Travis he is a Desert/Texas tortoise hybrid. He has the shell shape of a Texas tortoise and colors and the head and legs of a Desert tortoise. 

Danny


----------



## Shelly

My original question is still unanswered.. Is there an age when desert torts are no longer fertile??


----------



## egyptiandan

Technically no  A female tortoise can produce eggs up until she passes away. A male can produce sperm up until he passes away.
This though is in the wild, where animals don't usually get to a ripe old age. I have found though that elderly females do stop laying, not sure about males though. 
Hard to say why your female isn't laying. She may not have enough extra weight to produce yolks (yolks are just fat and if the body doesn't have fat reserves a female won't produce yolks). She may not be getting enough calcium to shell eggs. She may be laying and you have never seen her nest or found a nest. She could have an underlying problem or infection that is stopping her from laying.
There are so many things that could be happening. Just because you have a male and female, that doesn't guarantee that you will get eggs.

Danny


----------



## lgdpt

Wow Danny! I didnt expect that. Thats pretty incredible. Do you really think he is the result of a texas and a CA breeding? Or do you just mean he looks like a mix of the two? (Sorry if thats a stupid question)

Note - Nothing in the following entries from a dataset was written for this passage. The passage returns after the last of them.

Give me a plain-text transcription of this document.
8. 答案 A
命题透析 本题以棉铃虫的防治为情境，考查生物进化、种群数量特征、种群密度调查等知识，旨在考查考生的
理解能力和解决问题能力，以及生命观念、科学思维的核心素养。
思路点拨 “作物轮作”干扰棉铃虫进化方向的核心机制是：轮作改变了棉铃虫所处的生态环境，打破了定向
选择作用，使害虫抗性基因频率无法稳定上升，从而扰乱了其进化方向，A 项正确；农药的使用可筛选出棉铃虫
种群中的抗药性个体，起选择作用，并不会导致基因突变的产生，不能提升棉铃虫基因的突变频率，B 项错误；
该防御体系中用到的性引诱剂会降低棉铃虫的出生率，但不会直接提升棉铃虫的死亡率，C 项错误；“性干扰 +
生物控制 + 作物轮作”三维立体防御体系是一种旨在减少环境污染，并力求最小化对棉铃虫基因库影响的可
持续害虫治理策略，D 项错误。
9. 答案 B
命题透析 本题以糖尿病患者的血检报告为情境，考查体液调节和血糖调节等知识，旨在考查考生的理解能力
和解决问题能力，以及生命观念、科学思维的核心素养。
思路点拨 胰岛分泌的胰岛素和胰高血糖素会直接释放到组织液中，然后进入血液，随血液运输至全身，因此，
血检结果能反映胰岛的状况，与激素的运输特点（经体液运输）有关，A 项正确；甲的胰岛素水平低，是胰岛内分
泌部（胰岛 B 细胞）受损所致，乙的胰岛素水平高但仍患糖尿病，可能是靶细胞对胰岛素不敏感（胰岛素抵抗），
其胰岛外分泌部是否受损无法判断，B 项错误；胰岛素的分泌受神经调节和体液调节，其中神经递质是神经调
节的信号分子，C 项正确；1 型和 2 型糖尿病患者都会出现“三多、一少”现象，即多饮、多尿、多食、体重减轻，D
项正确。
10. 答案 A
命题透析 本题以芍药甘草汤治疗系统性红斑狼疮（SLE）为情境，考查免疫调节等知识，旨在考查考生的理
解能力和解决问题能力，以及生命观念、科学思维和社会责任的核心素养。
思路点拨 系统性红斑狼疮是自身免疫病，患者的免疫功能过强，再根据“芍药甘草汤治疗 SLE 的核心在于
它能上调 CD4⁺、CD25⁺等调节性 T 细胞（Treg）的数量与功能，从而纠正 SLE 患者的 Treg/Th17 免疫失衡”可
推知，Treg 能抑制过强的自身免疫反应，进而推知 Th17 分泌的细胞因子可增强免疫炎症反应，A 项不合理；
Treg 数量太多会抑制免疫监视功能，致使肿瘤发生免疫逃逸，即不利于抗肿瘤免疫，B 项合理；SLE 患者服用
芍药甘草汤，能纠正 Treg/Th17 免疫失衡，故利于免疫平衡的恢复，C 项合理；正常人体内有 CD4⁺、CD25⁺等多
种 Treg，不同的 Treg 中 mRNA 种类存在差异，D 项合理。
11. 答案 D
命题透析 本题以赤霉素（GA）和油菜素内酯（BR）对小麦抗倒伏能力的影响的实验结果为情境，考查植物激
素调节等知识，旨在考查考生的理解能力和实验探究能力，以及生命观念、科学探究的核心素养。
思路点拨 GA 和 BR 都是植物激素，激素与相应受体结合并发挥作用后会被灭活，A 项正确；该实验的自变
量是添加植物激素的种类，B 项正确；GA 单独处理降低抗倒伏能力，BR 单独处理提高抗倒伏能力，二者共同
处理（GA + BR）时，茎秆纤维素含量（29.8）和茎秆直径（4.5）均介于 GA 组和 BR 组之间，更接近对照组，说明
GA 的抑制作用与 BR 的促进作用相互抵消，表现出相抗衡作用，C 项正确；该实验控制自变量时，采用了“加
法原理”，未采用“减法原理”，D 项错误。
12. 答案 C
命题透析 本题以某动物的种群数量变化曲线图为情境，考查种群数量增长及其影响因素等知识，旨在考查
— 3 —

This is VERY interesting!!!!!!!!

Thank you for the response. I really apreciate it. (My brother is going to be SHOCKED!!!)



Shelly said:


> My original question is still unanswered.. Is there an age when desert torts are no longer fertile??



Shelly, sorry to hijack your thread....


----------



## egyptiandan

You can't look like the 2 unless one parent was a Texas tortoise and the other parent was a Desert tortoise 

Danny


----------



## lgdpt

Gotcha. 

For some reason I didnt think they could successfully breed. I guess Mr T proves that theory wrong.

Is this a rare tort? Or is it common for Texas and Deserts to mate?


----------



## egyptiandan

Hybrids are thankfully pretty rare. 

Danny


----------



## lgdpt

makes sense to me. Thanks again!


----------